Abstract

It is not known exactly when Dante wrote his longest canzone, Doglia mi reca ne lo core ardire, but it seems highly probable that it was between 1302 and 1304. It is mentioned in the De Vulgari Eloquentia, which has a likely terminus ad quem in 1305. The congedo indicates (lines 148–9) that the poem was written while Dante was absent from Florence, and everything suggests that this absence was due to his banishment from the city early in 1302. Its associated themes of a general lament at the viciousness of the times and a particular attack on avarice were of course commonplace in medieval Latin satire and in troubadour poetry, but they are quite new in Dante.

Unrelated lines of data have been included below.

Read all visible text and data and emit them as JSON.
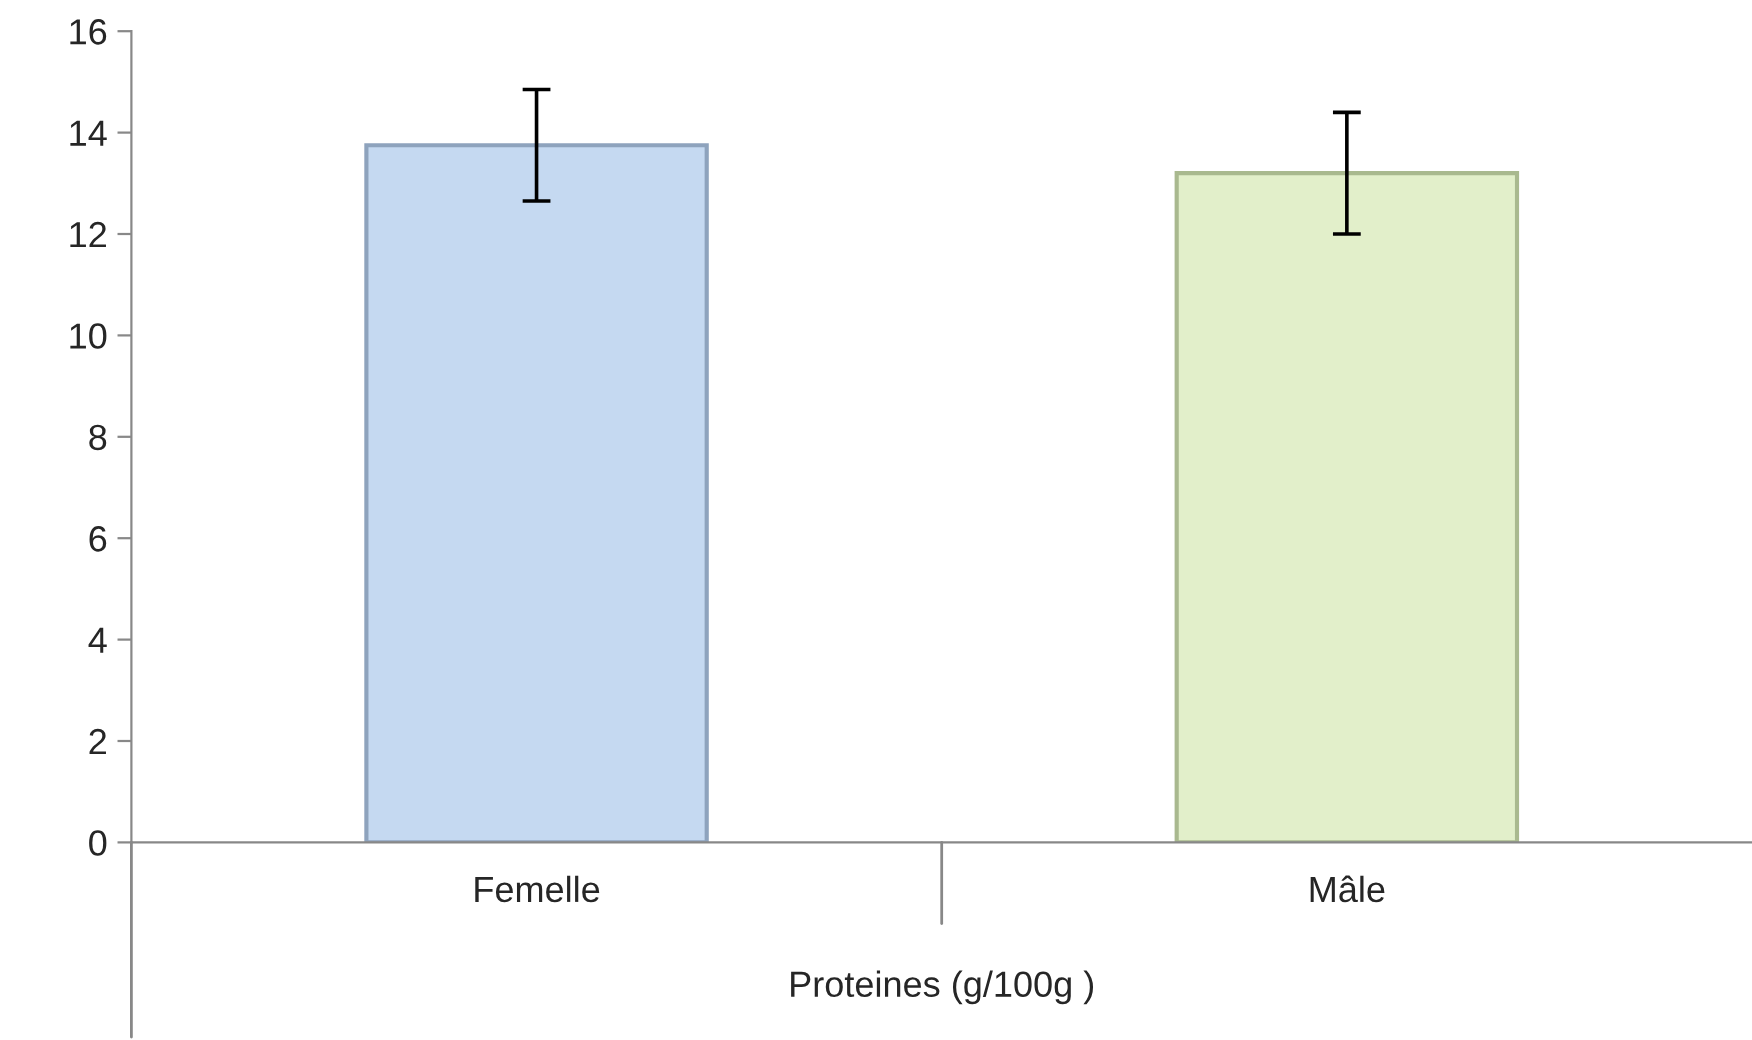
{
  "chart_data": {
    "type": "bar",
    "xlabel": "Proteines (g/100g )",
    "categories": [
      "Femelle",
      "Mâle"
    ],
    "values": [
      13.75,
      13.2
    ],
    "errors": [
      1.1,
      1.2
    ],
    "colors": [
      "#c5d9f1",
      "#e2efca"
    ],
    "ylim": [
      0,
      16
    ],
    "yticks": [
      0,
      2,
      4,
      6,
      8,
      10,
      12,
      14,
      16
    ],
    "grid": false,
    "legend": false
  }
}
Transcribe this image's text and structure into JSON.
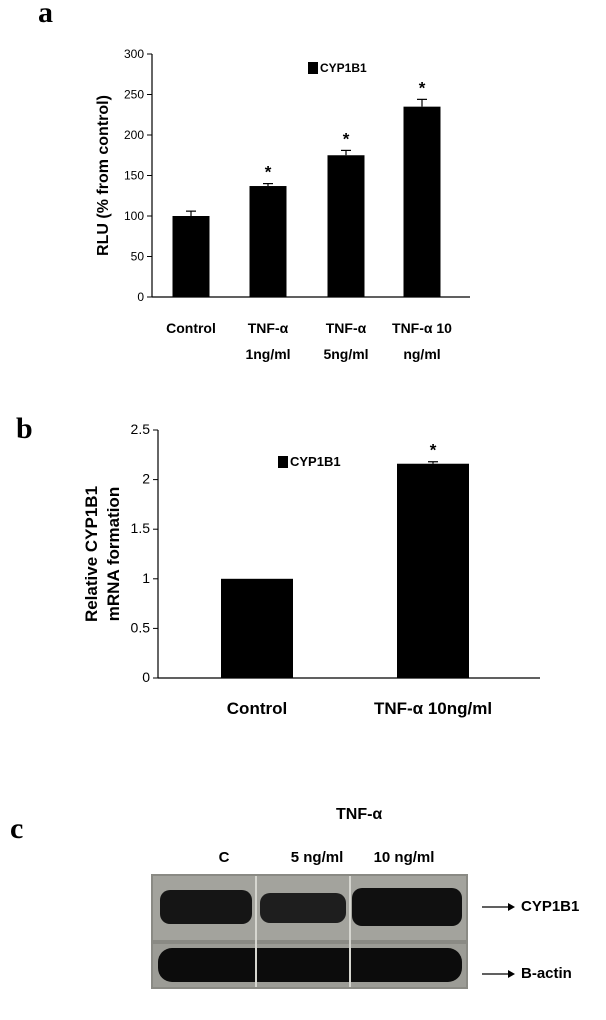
{
  "panel_labels": {
    "a": "a",
    "b": "b",
    "c": "c"
  },
  "chart_data": [
    {
      "type": "bar",
      "title": "",
      "ylabel": "RLU (% from control)",
      "xlabel": "",
      "legend": {
        "label": "CYP1B1",
        "placement": "top-center"
      },
      "ylim": [
        0,
        300
      ],
      "yticks": [
        0,
        50,
        100,
        150,
        200,
        250,
        300
      ],
      "categories": [
        [
          "Control"
        ],
        [
          "TNF-α",
          "1ng/ml"
        ],
        [
          "TNF-α",
          "5ng/ml"
        ],
        [
          "TNF-α 10",
          "ng/ml"
        ]
      ],
      "series": [
        {
          "name": "CYP1B1",
          "values": [
            100,
            137,
            175,
            235
          ],
          "errors": [
            6,
            3,
            6,
            9
          ]
        }
      ],
      "annotations": [
        "",
        "*",
        "*",
        "*"
      ]
    },
    {
      "type": "bar",
      "title": "",
      "ylabel": [
        "Relative CYP1B1",
        "mRNA formation"
      ],
      "xlabel": "",
      "legend": {
        "label": "CYP1B1",
        "placement": "top-center"
      },
      "ylim": [
        0,
        2.5
      ],
      "yticks": [
        "0",
        "0.5",
        "1",
        "1.5",
        "2",
        "2.5"
      ],
      "categories": [
        "Control",
        "TNF-α 10ng/ml"
      ],
      "series": [
        {
          "name": "CYP1B1",
          "values": [
            1.0,
            2.16
          ],
          "errors": [
            0,
            0.02
          ]
        }
      ],
      "annotations": [
        "",
        "*"
      ]
    }
  ],
  "blot": {
    "treatment_label": "TNF-α",
    "lane_labels": [
      "C",
      "5 ng/ml",
      "10 ng/ml"
    ],
    "row_labels": [
      "CYP1B1",
      "B-actin"
    ]
  }
}
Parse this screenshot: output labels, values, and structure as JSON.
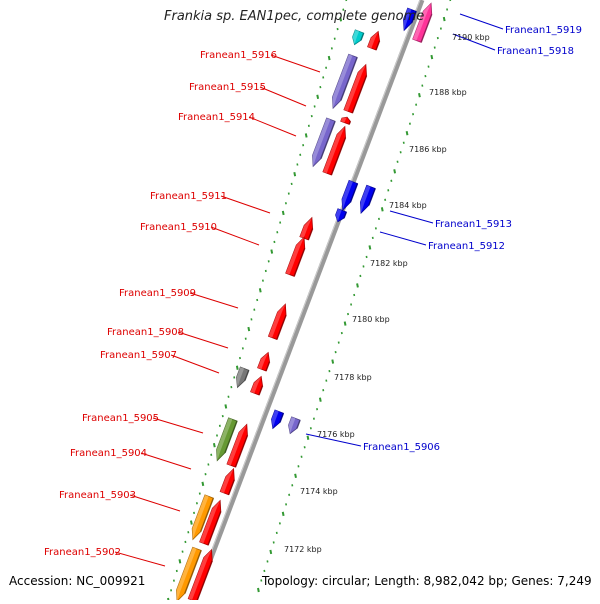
{
  "title": "Frankia sp. EAN1pec, complete genome",
  "footer": {
    "accession": "Accession: NC_009921",
    "topology": "Topology: circular; Length: 8,982,042 bp; Genes: 7,249"
  },
  "colors": {
    "reverse_label": "#dd0000",
    "forward_label": "#0000cc",
    "backbone": "#999999",
    "ticks": "#339933",
    "red": "#ff0000",
    "blue": "#0000ee",
    "purple": "#7766cc",
    "orange": "#ff9900",
    "green": "#669933",
    "cyan": "#00cccc",
    "magenta": "#ff3399",
    "gray": "#777777"
  },
  "scale": {
    "unit": "kbp",
    "ticks": [
      "7172 kbp",
      "7174 kbp",
      "7176 kbp",
      "7178 kbp",
      "7180 kbp",
      "7182 kbp",
      "7184 kbp",
      "7186 kbp",
      "7188 kbp",
      "7190 kbp"
    ]
  },
  "genes_reverse": [
    "Franean1_5916",
    "Franean1_5915",
    "Franean1_5914",
    "Franean1_5911",
    "Franean1_5910",
    "Franean1_5909",
    "Franean1_5908",
    "Franean1_5907",
    "Franean1_5905",
    "Franean1_5904",
    "Franean1_5903",
    "Franean1_5902"
  ],
  "genes_forward": [
    "Franean1_5919",
    "Franean1_5918",
    "Franean1_5913",
    "Franean1_5912",
    "Franean1_5906"
  ]
}
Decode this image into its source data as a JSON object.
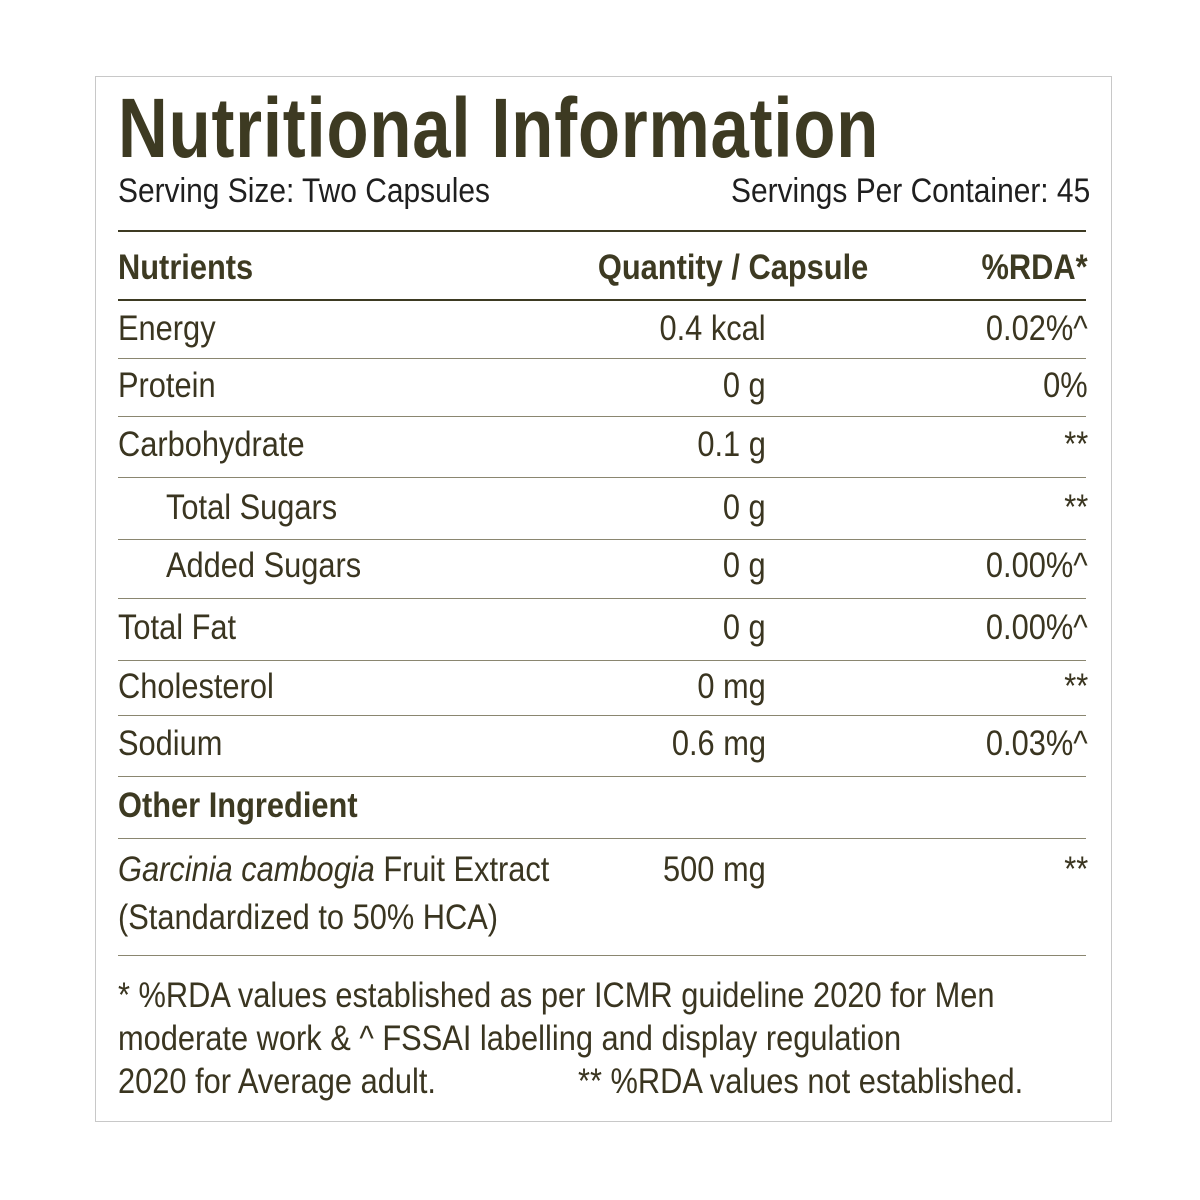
{
  "title": "Nutritional Information",
  "serving_size": "Serving Size: Two Capsules",
  "servings_per_container": "Servings Per Container: 45",
  "table": {
    "headers": [
      "Nutrients",
      "Quantity / Capsule",
      "%RDA*"
    ],
    "rows": [
      {
        "nutrient": "Energy",
        "quantity": "0.4 kcal",
        "rda": "0.02%^"
      },
      {
        "nutrient": "Protein",
        "quantity": "0 g",
        "rda": "0%"
      },
      {
        "nutrient": "Carbohydrate",
        "quantity": "0.1 g",
        "rda": "**"
      },
      {
        "nutrient": "Total Sugars",
        "quantity": "0 g",
        "rda": "**"
      },
      {
        "nutrient": "Added Sugars",
        "quantity": "0 g",
        "rda": "0.00%^"
      },
      {
        "nutrient": "Total Fat",
        "quantity": "0 g",
        "rda": "0.00%^"
      },
      {
        "nutrient": "Cholesterol",
        "quantity": "0 mg",
        "rda": "**"
      },
      {
        "nutrient": "Sodium",
        "quantity": "0.6 mg",
        "rda": "0.03%^"
      }
    ]
  },
  "other": {
    "heading": "Other Ingredient",
    "name_italic": "Garcinia cambogia",
    "name_rest": " Fruit Extract",
    "detail": "(Standardized to 50% HCA)",
    "quantity": "500 mg",
    "rda": "**"
  },
  "footnote": {
    "line1": "* %RDA values established as per ICMR guideline 2020 for Men",
    "line2": "moderate work & ^ FSSAI labelling and display regulation",
    "line3a": "2020 for Average adult.",
    "line3b": "** %RDA values not established."
  }
}
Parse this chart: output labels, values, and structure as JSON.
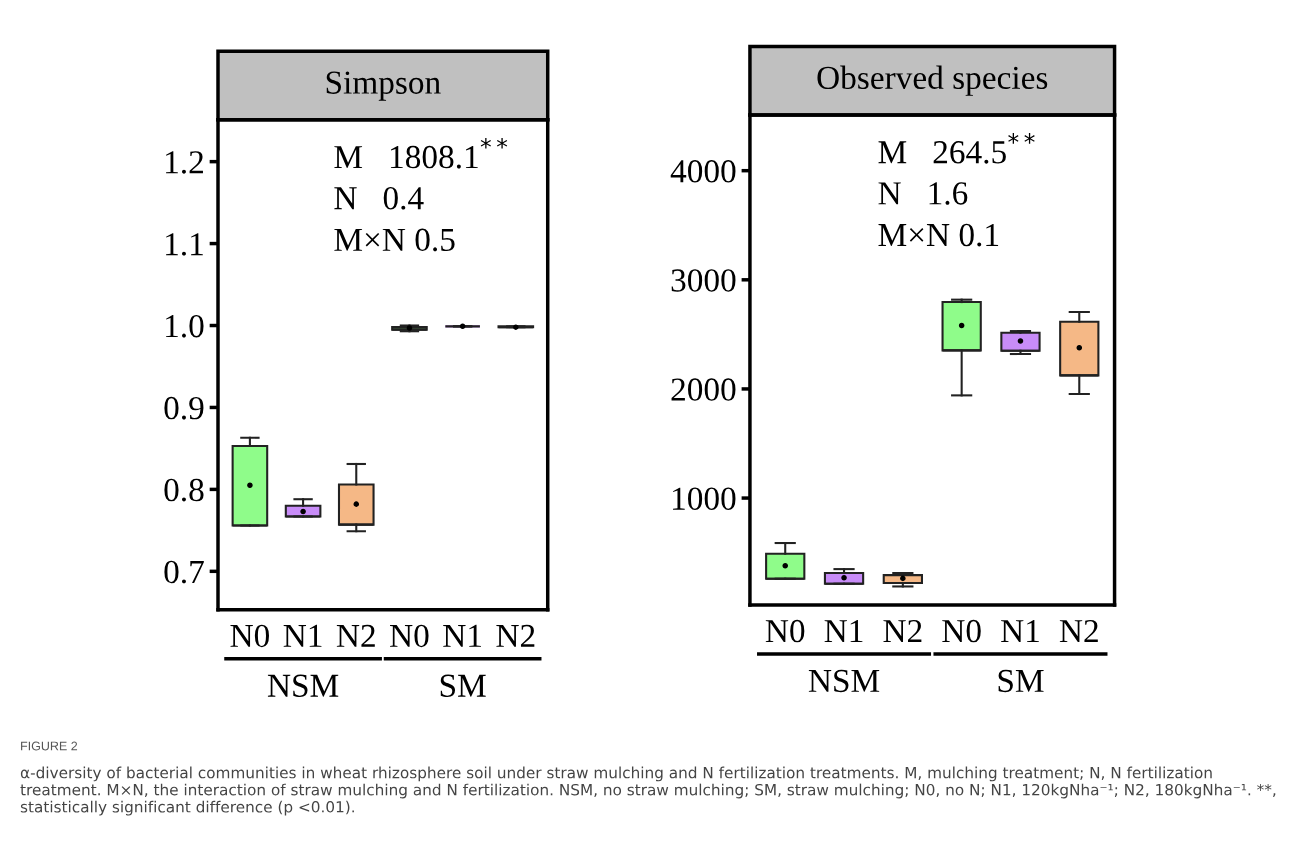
{
  "chart_data": [
    {
      "type": "box",
      "title": "Simpson",
      "categories": [
        "N0",
        "N1",
        "N2",
        "N0",
        "N1",
        "N2"
      ],
      "boxes": [
        {
          "low": 0.756,
          "q1": 0.756,
          "median": 0.756,
          "q3": 0.853,
          "high": 0.863,
          "mean": 0.805
        },
        {
          "low": 0.767,
          "q1": 0.767,
          "median": 0.767,
          "q3": 0.78,
          "high": 0.788,
          "mean": 0.773
        },
        {
          "low": 0.749,
          "q1": 0.757,
          "median": 0.757,
          "q3": 0.806,
          "high": 0.831,
          "mean": 0.782
        },
        {
          "low": 0.993,
          "q1": 0.995,
          "median": 0.995,
          "q3": 0.998,
          "high": 1.0,
          "mean": 0.997
        },
        {
          "low": 0.999,
          "q1": 0.999,
          "median": 0.999,
          "q3": 0.999,
          "high": 0.999,
          "mean": 0.999
        },
        {
          "low": 0.998,
          "q1": 0.998,
          "median": 0.998,
          "q3": 0.999,
          "high": 0.999,
          "mean": 0.998
        }
      ],
      "colors": [
        "#8ffc8a",
        "#c88cf8",
        "#f5b886",
        "#8ffc8a",
        "#c88cf8",
        "#f5b886"
      ],
      "ylim": [
        0.653,
        1.251
      ],
      "yticks": [
        0.7,
        0.8,
        0.9,
        {
          "value": 1.0,
          "label": "1.0"
        },
        1.1,
        1.2
      ],
      "grid": false,
      "legend": false,
      "annotations": [
        "M   1808.1$^{**}$",
        "N   0.4",
        "M×N 0.5",
        "NSM",
        "SM",
        "FIGURE 2",
        "α-diversity of bacterial communities in wheat rhizosphere soil under straw mulching and N fertilization treatments. M, mulching treatment; N, N fertilization treatment. M×N, the interaction of straw mulching and N fertilization. NSM, no straw mulching; SM, straw mulching; N0, no N; N1, 120kgNha⁻¹; N2, 180kgNha⁻¹. **, statistically significant difference (p <0.01)."
      ]
    },
    {
      "type": "box",
      "title": "Observed species",
      "categories": [
        "N0",
        "N1",
        "N2",
        "N0",
        "N1",
        "N2"
      ],
      "boxes": [
        {
          "low": 261,
          "q1": 261,
          "median": 261,
          "q3": 490,
          "high": 588,
          "mean": 380
        },
        {
          "low": 215,
          "q1": 215,
          "median": 215,
          "q3": 313,
          "high": 349,
          "mean": 270
        },
        {
          "low": 190,
          "q1": 221,
          "median": 221,
          "q3": 294,
          "high": 313,
          "mean": 264
        },
        {
          "low": 1941,
          "q1": 2353,
          "median": 2353,
          "q3": 2796,
          "high": 2818,
          "mean": 2582
        },
        {
          "low": 2320,
          "q1": 2350,
          "median": 2350,
          "q3": 2515,
          "high": 2530,
          "mean": 2439
        },
        {
          "low": 1953,
          "q1": 2124,
          "median": 2124,
          "q3": 2616,
          "high": 2705,
          "mean": 2378
        }
      ],
      "colors": [
        "#8ffc8a",
        "#c88cf8",
        "#f5b886",
        "#8ffc8a",
        "#c88cf8",
        "#f5b886"
      ],
      "ylim": [
        20,
        4510
      ],
      "yticks": [
        1000,
        2000,
        3000,
        4000
      ],
      "grid": false,
      "legend": false,
      "annotations": [
        "M   264.5$^{**}$",
        "N   1.6",
        "M×N 0.1",
        "NSM",
        "SM"
      ]
    }
  ]
}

And although the poem is not overtly autobiographical in the manner of Tre donne, there seems little doubt that it sprang directly from Dante's personal experiences in 1302–04:the torments of exile, exacerbated by a burning sense of the injustice done to him by the neri veltri, and also by the material hardships and the indignity of his existence now that he was living in enforced dependence on the liberality of aristocratic patrons. The inspiration of this canzone seems identical with that of the famous outcry in Convivio I, iii: Ahi, piaciuto fosse al dispensatore de l'universo che la cagione de la mia scttsa mai non fosse stata! ché né altri contra me avria fallato, né io sofferto avria pena ingiustamente, pena, dico, d'essilio e di povertate.